BOOKS: What authors have you discovered by reading the Booker finalists?
JAMES: Timothy Mo, for one, Anita Brookner, and Hilary Mantel. “Wolf Hall’’ is why my standard for historical novels is so high.
BOOKS: Do you read book reviews?
JAMES: No. I have a problem with reviews, and there is some spectacular work going on, but I can’t get with how Americans review books, with this plot-summary business. I don’t want to know what is going to happen. I don’t even read the blurbs on dust jackets now because they tell you too much.
BOOKS: Are there Caribbean authors you wish were better known?
JAMES: All of them. Michelle Cliff; Kei Miller is phenomenal; Patricia Duncker, who’s taught quite a bit in gender and queer studies but even Jamaicans don’t know her; Wilson Harris; John Hearne, and Louis Simpson.
BOOKS: Did moving here change you as a reader?
JAMES: What changed was access. I could read a review in the morning and have the book in my hand in that afternoon as opposed to waiting nine weeks for the book to reach the bookstore in Jamaica, if it ever even makes it.
BOOKS: Did you binge read?
JAMES: Nah, I binge bought. There was a bookstore four or five blocks down the street. I have three libraries now. I primarily read fiction, followed by nonfiction, mostly history and biography, and then poetry. I tend to read about medieval history a lot and Britain, so lots of Dan Jones. If a book is about the Middle Ages or the Dark Ages I’ve probably read it.
BOOKS: What about the medieval era grabs you?
JAMES: I’m very interested in how civilization picks up the pieces and rebuilds after it is destroyed. I’m also a fantasy geek, so I’m fascinated by sorcery, myths, and legends. I still read fairy tales and fantasy novels, stuff like “The Mists of the Avalon’’ by Marion Zimmer Bradley. I have a soft spot for Vikings. I have “The Long Ships’’ by Frans G. Bengtsson, which I recommend to anybody who is trying to get boys to read.
BOOKS: What are you going to read next?
JAMES: I’m going to read Lawrence Norfolk’s novel, “John Saturnall’s Feast.’’ I don’t know if Americans know him at all.

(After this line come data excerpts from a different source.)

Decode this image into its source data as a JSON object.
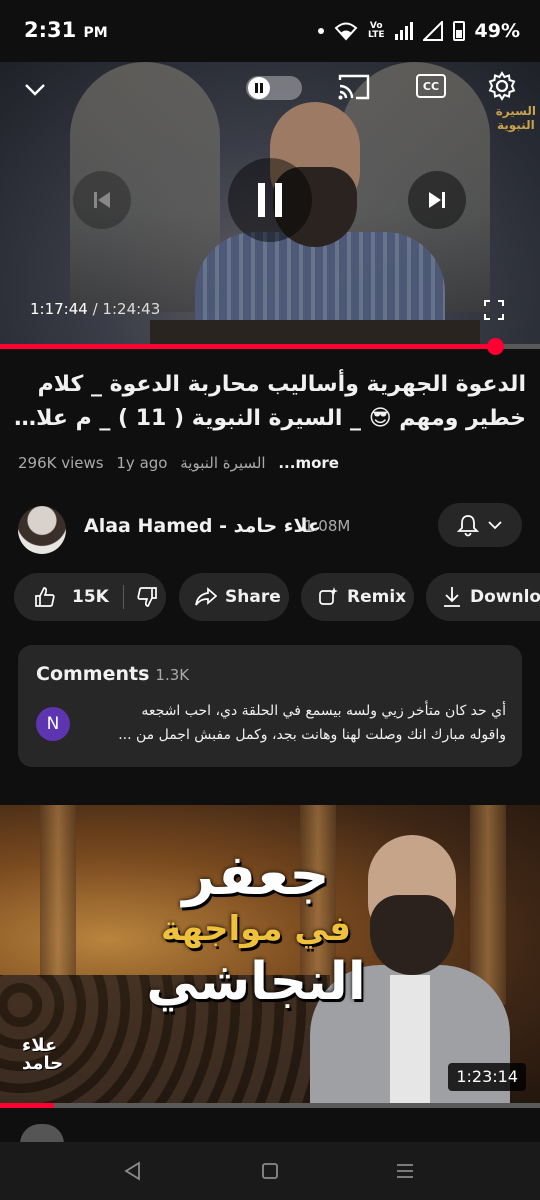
{
  "status_bar": {
    "time": "2:31",
    "ampm": "PM",
    "volte_top": "Vo",
    "volte_bottom": "LTE",
    "battery": "49%"
  },
  "player": {
    "watermark_line1": "السيرة",
    "watermark_line2": "النبوية",
    "current_time": "1:17:44",
    "separator": " / ",
    "total_time": "1:24:43",
    "cc_label": "CC",
    "progress_fraction": 0.917
  },
  "video": {
    "title_line1": "الدعوة الجهرية  وأساليب محاربة الدعوة _ كلام",
    "title_line2": "خطير ومهم 😎 _ السيرة النبوية ( 11 ) _ م علاء ...",
    "views": "296K views",
    "age": "1y ago",
    "playlist": "السيرة النبوية",
    "more_label": "...more"
  },
  "channel": {
    "name": "Alaa Hamed - علاء حامد",
    "subscribers": "1.08M"
  },
  "actions": {
    "like_count": "15K",
    "share_label": "Share",
    "remix_label": "Remix",
    "download_label": "Download"
  },
  "comments": {
    "heading": "Comments",
    "count": "1.3K",
    "avatar_letter": "N",
    "preview_line1": "أي حد كان متأخر زيي ولسه بيسمع في الحلقة دي، احب اشجعه",
    "preview_line2": "واقوله مبارك انك وصلت لهنا وهانت بجد، وكمل مفبش اجمل من ..."
  },
  "next_video": {
    "thumb_line1": "جعفر",
    "thumb_line2": "في مواجهة",
    "thumb_line3": "النجاشي",
    "thumb_logo_line1": "علاء",
    "thumb_logo_line2": "حامد",
    "duration": "1:23:14",
    "watched_fraction": 0.1
  },
  "colors": {
    "accent": "#ff0033",
    "background": "#0f0f0f",
    "surface": "#272727",
    "comment_avatar": "#5e35b1"
  }
}
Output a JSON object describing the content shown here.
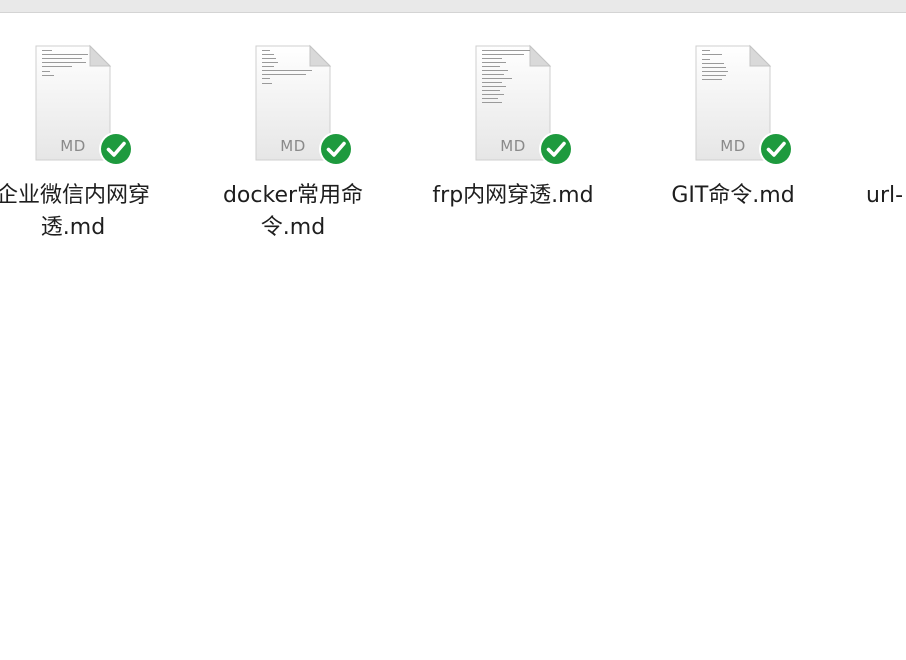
{
  "files": [
    {
      "name_line1": "企业微信内网穿",
      "name_line2": "透.md",
      "badge": "MD",
      "status_icon": "checkmark-circle-icon",
      "status_color": "#1e9a3e"
    },
    {
      "name_line1": "docker常用命",
      "name_line2": "令.md",
      "badge": "MD",
      "status_icon": "checkmark-circle-icon",
      "status_color": "#1e9a3e"
    },
    {
      "name_line1": "frp内网穿透.md",
      "name_line2": "",
      "badge": "MD",
      "status_icon": "checkmark-circle-icon",
      "status_color": "#1e9a3e"
    },
    {
      "name_line1": "GIT命令.md",
      "name_line2": "",
      "badge": "MD",
      "status_icon": "checkmark-circle-icon",
      "status_color": "#1e9a3e"
    },
    {
      "name_line1": "url-",
      "name_line2": "",
      "badge": "",
      "status_icon": "",
      "status_color": ""
    }
  ]
}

BOOKS: What is that novel about?
JAMES: I don’t know. I didn’t read any of the blurbs. I’m also going to read this history of the Hundred Years War by Jonathan Sumption, which has four volumes, each of which is hundreds of pages. It will take forever.
BOOKS: What’s the longest book you’ve ever read?
JAMES: It might have been the James Clavell books back in the ’80s, like “Shogun’’ and “King Rat,’’ which I read when I was 12. I felt like a big man when I finished those books.